La procédure était précise. À 10 heures — le moment qui convenait le mieux à tous — Stuart appelait Richard pour prendre de ses nouvelles et lui donner des siennes. Ensuite, Richard m'appelait, me demandait comme ça allait, me disait que Stuart et lui étaient aussi en forme. Je contactais alors Stevie qui me disait la même chose et puis Stuart pour lui dire que tout allait bien pour tout le monde, que c'était reparti pour une nouvelle journée de folie et pour le rassurer un peu. Et s'il ne se passait jamais rien, si nous avions rêvé ? Mais j'y croyais de moins en moins.

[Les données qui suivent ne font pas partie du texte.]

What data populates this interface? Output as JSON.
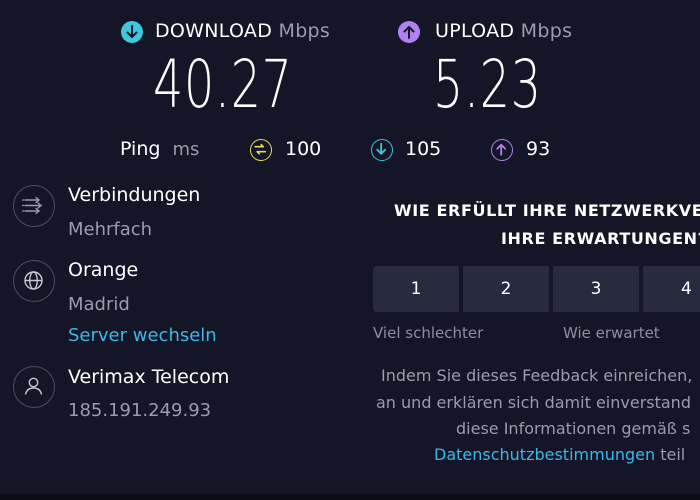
{
  "download": {
    "label": "DOWNLOAD",
    "unit": "Mbps",
    "value": "40.27",
    "icon": "arrow-down-icon",
    "color": "#3ec8e0"
  },
  "upload": {
    "label": "UPLOAD",
    "unit": "Mbps",
    "value": "5.23",
    "icon": "arrow-up-icon",
    "color": "#b181ef"
  },
  "ping": {
    "label": "Ping",
    "unit": "ms",
    "idle": {
      "value": "100",
      "icon": "ping-icon",
      "color": "#ecd85a"
    },
    "download": {
      "value": "105",
      "icon": "arrow-down-icon",
      "color": "#3ec8e0"
    },
    "upload": {
      "value": "93",
      "icon": "arrow-up-icon",
      "color": "#b181ef"
    }
  },
  "connections": {
    "title": "Verbindungen",
    "value": "Mehrfach",
    "icon": "connections-icon"
  },
  "server": {
    "title": "Orange",
    "location": "Madrid",
    "change_link": "Server wechseln",
    "icon": "globe-icon"
  },
  "provider": {
    "title": "Verimax Telecom",
    "ip": "185.191.249.93",
    "icon": "user-icon"
  },
  "feedback": {
    "question_line1": "WIE ERFÜLLT IHRE NETZWERKVERF",
    "question_line2": "IHRE ERWARTUNGEN?",
    "ratings": [
      "1",
      "2",
      "3",
      "4"
    ],
    "label_low": "Viel schlechter",
    "label_mid": "Wie erwartet",
    "text_line1": "Indem Sie dieses Feedback einreichen,",
    "text_line2": "an und erklären sich damit einverstand",
    "text_line3": "diese Informationen gemäß s",
    "privacy_link": "Datenschutzbestimmungen",
    "text_line4_suffix": " teil"
  }
}
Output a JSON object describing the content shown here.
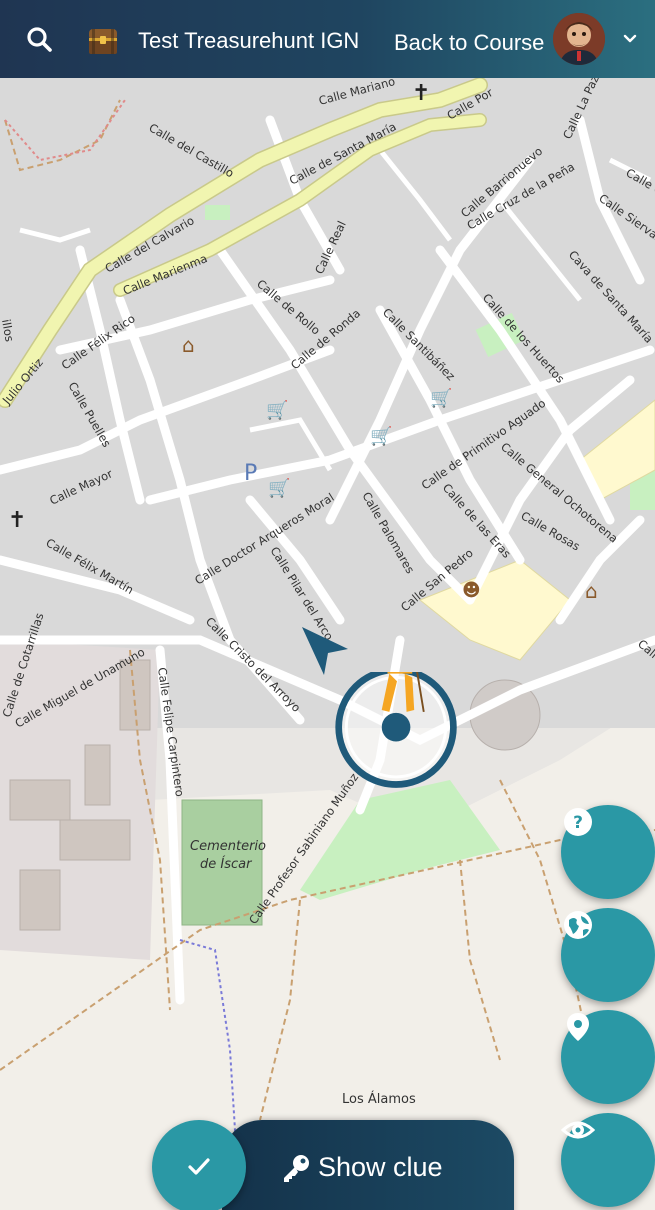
{
  "header": {
    "search_icon": "search-icon",
    "chest_icon": "treasure-chest-icon",
    "title": "Test Treasurehunt IGN",
    "back_label": "Back to Course",
    "avatar": "user-avatar",
    "chevron_icon": "chevron-down-icon"
  },
  "map": {
    "street_labels": {
      "calle_mariano": "Calle Mariano",
      "calle_portillo": "Calle Por",
      "calle_del_castillo": "Calle del Castillo",
      "calle_de_santa_maria": "Calle de Santa María",
      "calle_del_calvario": "Calle del Calvario",
      "calle_marienma": "Calle Marienma",
      "calle_real": "Calle Real",
      "calle_barrionuevo": "Calle Barrionuevo",
      "calle_cruz_de_la_pena": "Calle Cruz de la Peña",
      "calle_la_paz": "Calle La Paz",
      "calle_c": "Calle C",
      "calle_sierva": "Calle Siervas",
      "cava_de_santa_maria": "Cava de Santa María",
      "calle_felix_rico": "Calle Félix Rico",
      "julio_ortiz": "Julio Ortiz",
      "calle_de_rollo": "Calle de Rollo",
      "calle_de_ronda": "Calle de Ronda",
      "calle_santibanez": "Calle Santibáñez",
      "calle_de_los_huertos": "Calle de los Huertos",
      "calle_puelles": "Calle Puelles",
      "calle_mayor": "Calle Mayor",
      "calle_de_primitivo_aguado": "Calle de Primitivo Aguado",
      "calle_general_ochotorena": "Calle General Ochotorena",
      "calle_felix_martin": "Calle Félix Martín",
      "calle_doctor_arqueros_moral": "Calle Doctor Arqueros Moral",
      "calle_palomares": "Calle Palomares",
      "calle_de_las_eras": "Calle de las Eras",
      "calle_rosas": "Calle Rosas",
      "calle_pilar_del_arco": "Calle Pilar del Arco",
      "calle_san_pedro": "Calle San Pedro",
      "calle_de_cotarrillas": "Calle de Cotarrillas",
      "calle_miguel_de_unamuno": "Calle Miguel de Unamuno",
      "calle_cristo_del_arroyo": "Calle Cristo del Arroyo",
      "calle_felipe_carpintero": "Calle Felipe Carpintero",
      "calle_profesor_sabiniano_munoz": "Calle Profesor Sabiniano Muñoz",
      "calle_cal": "Calle",
      "calle_ill": "illos"
    },
    "poi_labels": {
      "cementerio_line1": "Cementerio",
      "cementerio_line2": "de Íscar",
      "los_alamos": "Los Álamos"
    }
  },
  "fabs": {
    "help": "help-icon",
    "globe": "globe-icon",
    "location": "location-pin-icon",
    "visibility": "eye-icon"
  },
  "bottom": {
    "check_icon": "check-icon",
    "key_icon": "key-icon",
    "clue_label": "Show clue"
  },
  "colors": {
    "header_start": "#1f3552",
    "header_end": "#2b6f80",
    "fab": "#2a98a5",
    "clue_bg": "#14324a",
    "marker_ring": "#1f5a7a",
    "main_road": "#f1f5b0"
  }
}
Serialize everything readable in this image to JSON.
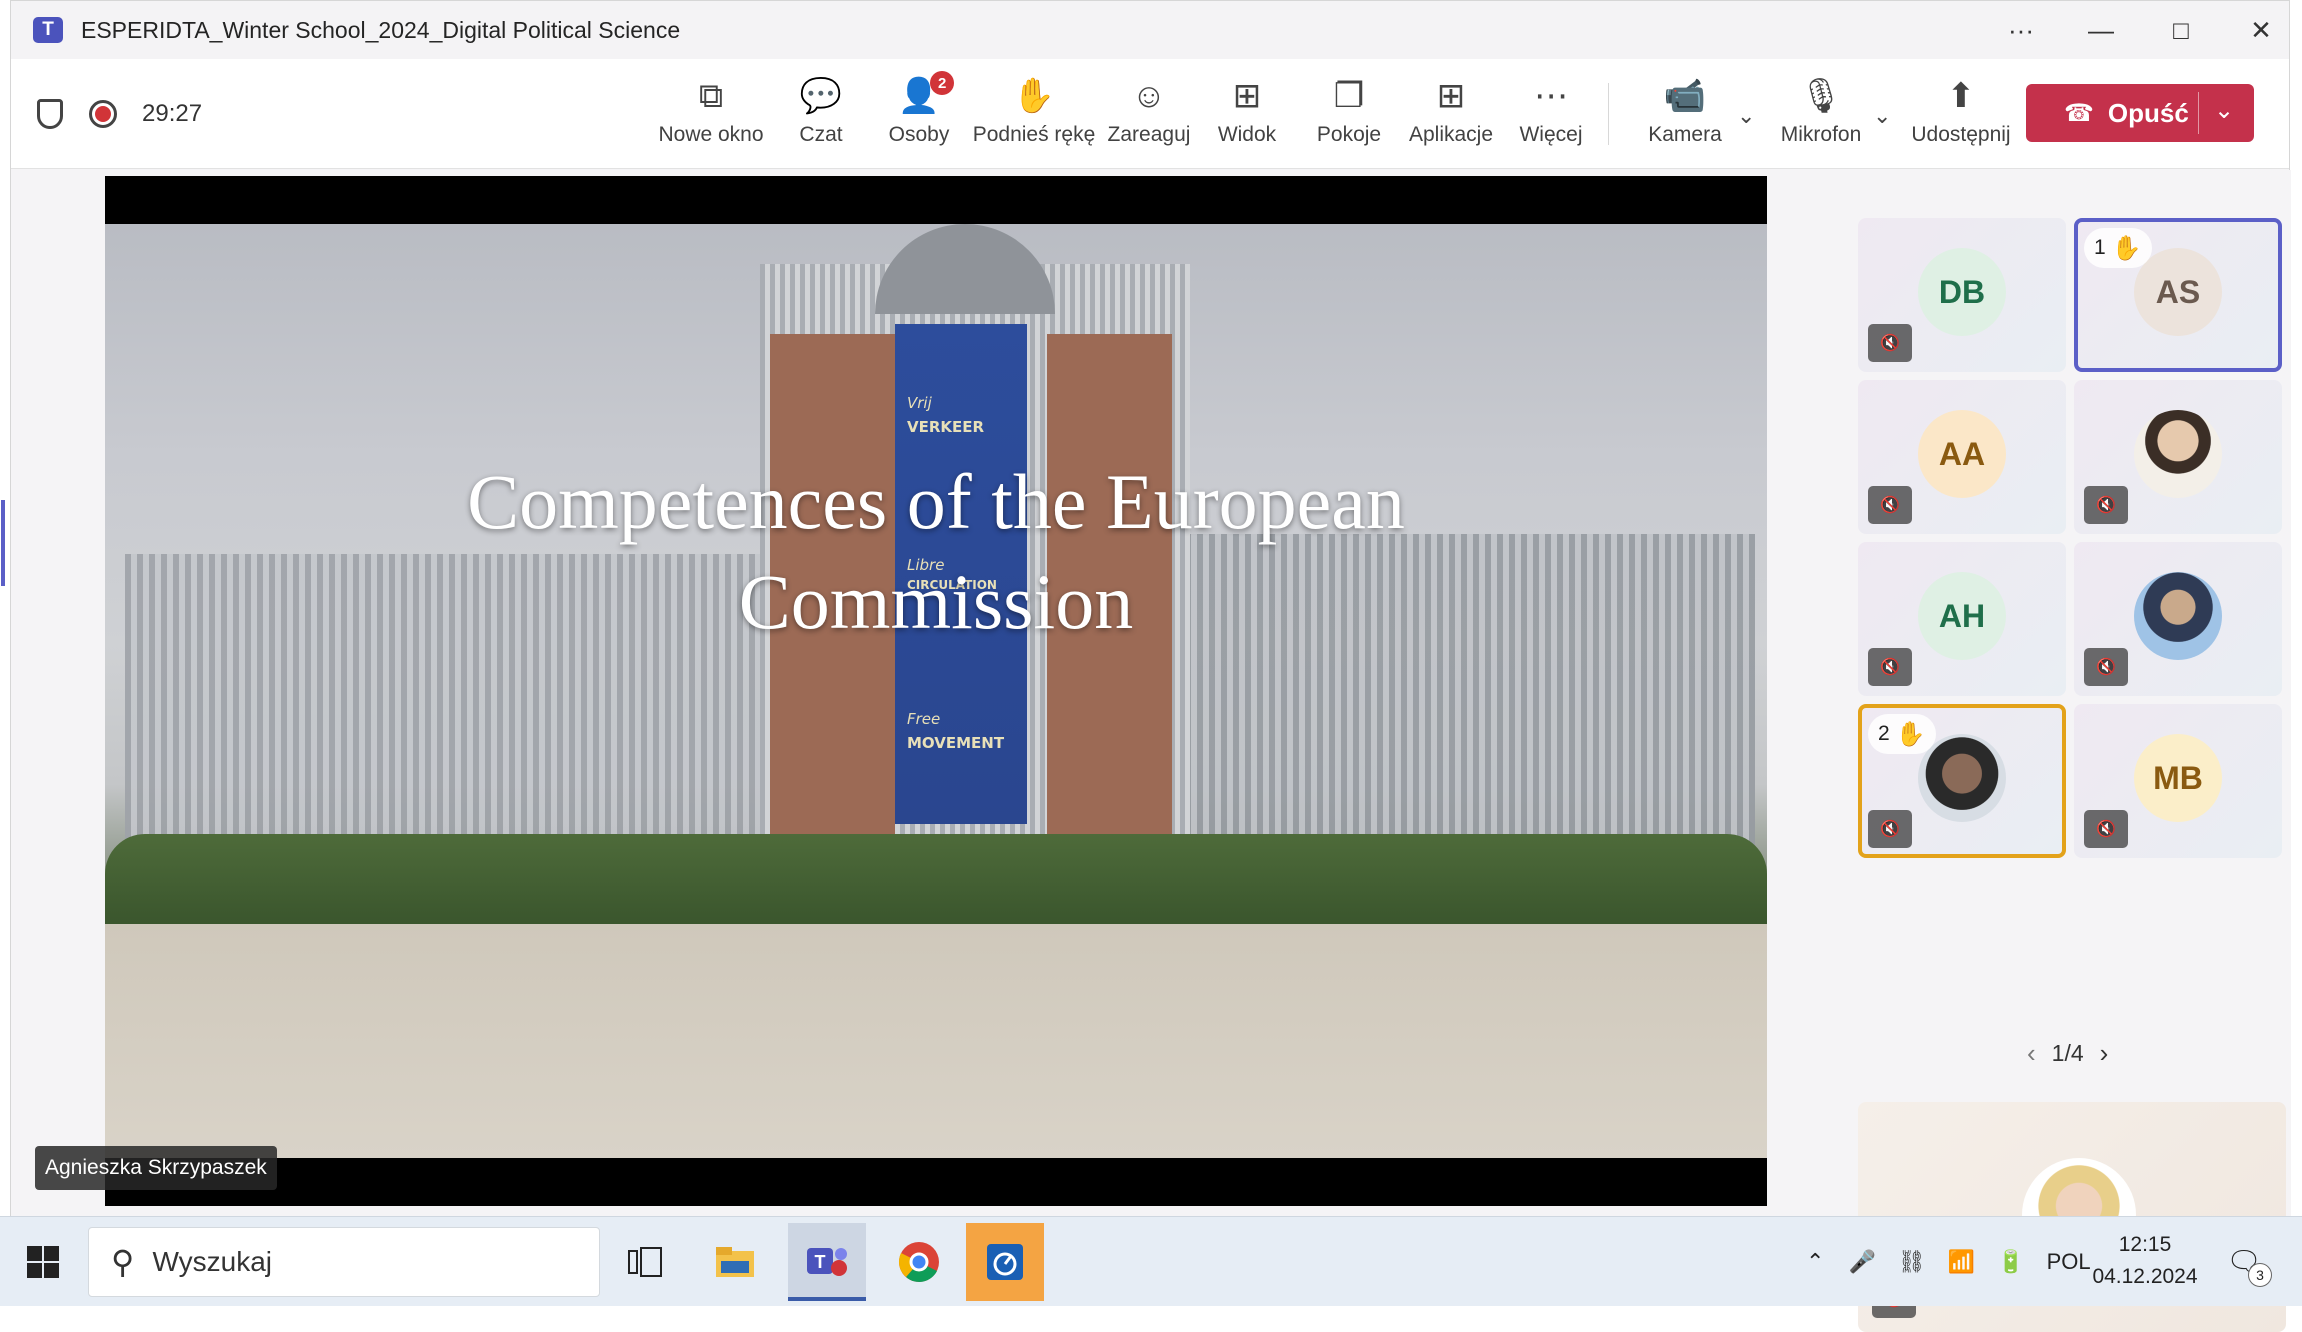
{
  "window": {
    "title": "ESPERIDTA_Winter School_2024_Digital Political Science",
    "app_logo": "T",
    "controls": [
      "more-icon",
      "minimize-icon",
      "maximize-icon",
      "close-icon"
    ]
  },
  "meeting": {
    "timer": "29:27",
    "buttons": [
      {
        "label": "Nowe okno",
        "icon": "new-window-icon"
      },
      {
        "label": "Czat",
        "icon": "chat-icon"
      },
      {
        "label": "Osoby",
        "icon": "people-icon",
        "badge": "2"
      },
      {
        "label": "Podnieś rękę",
        "icon": "raise-hand-icon"
      },
      {
        "label": "Zareaguj",
        "icon": "react-icon"
      },
      {
        "label": "Widok",
        "icon": "view-icon"
      },
      {
        "label": "Pokoje",
        "icon": "rooms-icon"
      },
      {
        "label": "Aplikacje",
        "icon": "apps-icon"
      },
      {
        "label": "Więcej",
        "icon": "more-icon"
      },
      {
        "label": "Kamera",
        "icon": "camera-off-icon"
      },
      {
        "label": "Mikrofon",
        "icon": "mic-off-icon"
      },
      {
        "label": "Udostępnij",
        "icon": "share-icon"
      }
    ],
    "leave_label": "Opuść",
    "accent": "#c4314b"
  },
  "slide": {
    "title_line1": "Competences of the European",
    "title_line2": "Commission",
    "banner_lines": [
      "Vrij",
      "VERKEER",
      "Libre",
      "CIRCULATION",
      "Free",
      "MOVEMENT"
    ],
    "presenter": "Agnieszka Skrzypaszek"
  },
  "participants": [
    {
      "initials": "DB",
      "color": "#1f6f4a",
      "bg": "#dff0e4",
      "muted": true
    },
    {
      "initials": "AS",
      "color": "#6b5a4f",
      "bg": "#ece3dc",
      "muted": false,
      "hand": "1",
      "highlight": "#5b5fc7"
    },
    {
      "initials": "AA",
      "color": "#8a5a10",
      "bg": "#fbe7c8",
      "muted": true
    },
    {
      "initials": "",
      "photo": true,
      "muted": true
    },
    {
      "initials": "AH",
      "color": "#1f6f4a",
      "bg": "#dff0e4",
      "muted": true
    },
    {
      "initials": "",
      "photo": true,
      "muted": true
    },
    {
      "initials": "",
      "photo": true,
      "muted": true,
      "hand": "2",
      "highlight": "#e3a21a"
    },
    {
      "initials": "MB",
      "color": "#8a5a10",
      "bg": "#fbeec9",
      "muted": true
    }
  ],
  "pager": "1/4",
  "taskbar": {
    "search_placeholder": "Wyszukaj",
    "language": "POL",
    "time": "12:15",
    "date": "04.12.2024",
    "notifications": "3"
  }
}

À 10 heures et 3 minutes, le portable a vibré sur la table basse. Il ressemblait à un poisson sorti de l'eau qui convulse sur la berge. Un poisson avec la tête gonflée de Richard accrochée à son corps frétillant. Un poisson qui se tortillait depuis dix ans sans que personne ne veuille abréger ses souffrances. Un poisson qui aurait préféré finir en filet enfariné dans un restaurant sans style et sans prestige du bord de mer ou des abords d'une nationale plutôt que gigoter sans fin à moins d'un mètre du bord, les yeux fixés sur la rivière qui s'écoulait sans lui, son eau pure et l'embouchure au loin. Un poisson qui se noyait dans l'air libre qui l'enveloppait de tout son poids insupportable. J'ai pris le portable et j'ai répondu directement. Les premiers jours, je m'éloignais dans la cuisine pour n'être pas entendu de ma mère. Aujourd'hui, je ne prenais plus cette peine.

— Allô Richard, comment ça va ?

— J'ai un peu mal à la tête depuis hier. Et j'ai toujours mal quand je pisse.

— Tu devrais voir un médecin pour ça, non ?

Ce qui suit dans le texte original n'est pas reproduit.